To the Editor: Churg-Strauss syndrome is a systemic small-vessel necrotizing vasculitis characterized by asthma, hypereosinophilia, granulomas, and pathological involvement of the heart, kidneys, and CNS.1 Various neurological manifestations have been described, with peripheral neuropathy being the most common.2 Central nervous system involvement has been reported in 13% of Churg-Strauss syndrome patients.3 However an extensive literature search did not reveal any case reports of psychiatric symptoms associated with Churg-Strauss syndrome. Here we present a case of Churg-Strauss syndrome with cognitive and psychotic symptoms, describe our management approach, and briefly discuss pathophysiology.
A 70-year-old man presented to the emergency department with an asthmatic attack and was also found to be acutely confused and agitated. He had a prior history of occasional asthma attacks over the past 2 years. For this admission, he was noted to have marked hypereosinophilia—absolute eosinophil count was 4.71×109(normal 0.04—0.44×109) and 28.3% (normal 0.6%). Antineutrophil cytoplasmic antibodies were positive. There was no renal impairment but the patient was noted to have dilated cardiomyopathy. Diagnosis of Churg-Strauss syndrome was made based on the American College of Rheumatology criteria. The psychiatric consultant noted paranoid delusions about visitors to the hospital following him around and debt collectors hounding him. Further history from the patient’s family revealed that he had been admitted to another hospital 2 years prior with a first episode of delirium which resolved spontaneously. Moreover they reported that he was markedly more forgetful over the preceding 2 years and that he had become increasingly paranoid about neighbors and debt collectors. They verified that he did not have outstanding debts.
Mental status examination revealed an alert, responsive man who was oriented to place and person but not to time. He denied feeling depressed and any past or current auditory hallucinations. He had fixed non-bizarre paranoid delusions. His Mini-Mental State Examination score was 22. He was unable to cooperate with further neuropsychological testing. There were no focal neurologic findings. A head CT showed bilateral cerebral lacunae consistent with thromboembolic disease.
He was treated with high dose prednisone, 30 mg/day, which was tapered during the hospitalization. His psychiatric symptoms predated the introduction of prednisone. The absolute eosinophil count decreased to 0.57×109 and 5.9% within 2 weeks of commencing steroids. Given the absence of literature on psychiatric manifestations of Churg-Strauss syndrome and treatment, our approach was symptom management. He was started on risperidone, 1 mg twice a day, and he became markedly less agitated. His paranoid delusions persisted but to much lesser degree. However his cognitive functioning remained unchanged. Eventually he was discharged in stable condition with prednisolone, 10 mg/day, and risperidone, 1 mg twice a day.

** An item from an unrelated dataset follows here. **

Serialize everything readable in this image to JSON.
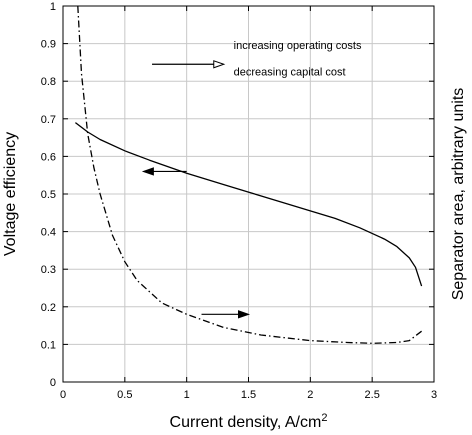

In consultation with his physicians, we decided that aggressive treatment using high dose steroids may modulate the primary disease process and perhaps arrest or slow down the cognitive deterioration while we closely monitored him for steroid-associated psychiatric symptoms. He was stable on outpatient follow-up with pulmonology, rheumatology, and psychiatry.
Churg-Strauss syndrome is known to affect the CNS, but psychiatric symptoms have not been specifically reported in the literature. Keogh4 suggested that CNS involvement was the one clinical manifestation that correlated closely with antineutrophil cytoplasmic antibody status. Like other vasculitides, damage is likely be a result of thromboembolic phenomenon; the hypereosinophilia itself could possibly be neurotoxic,5 or the underlying etiologic cause of Churg-Strauss syndrome could account for neuronal damage. Further investigation is warranted to elucidate the pathophysiology and management of neuropsychiatric sequelae in Churg-Strauss syndrome and similar vasculitic diseases.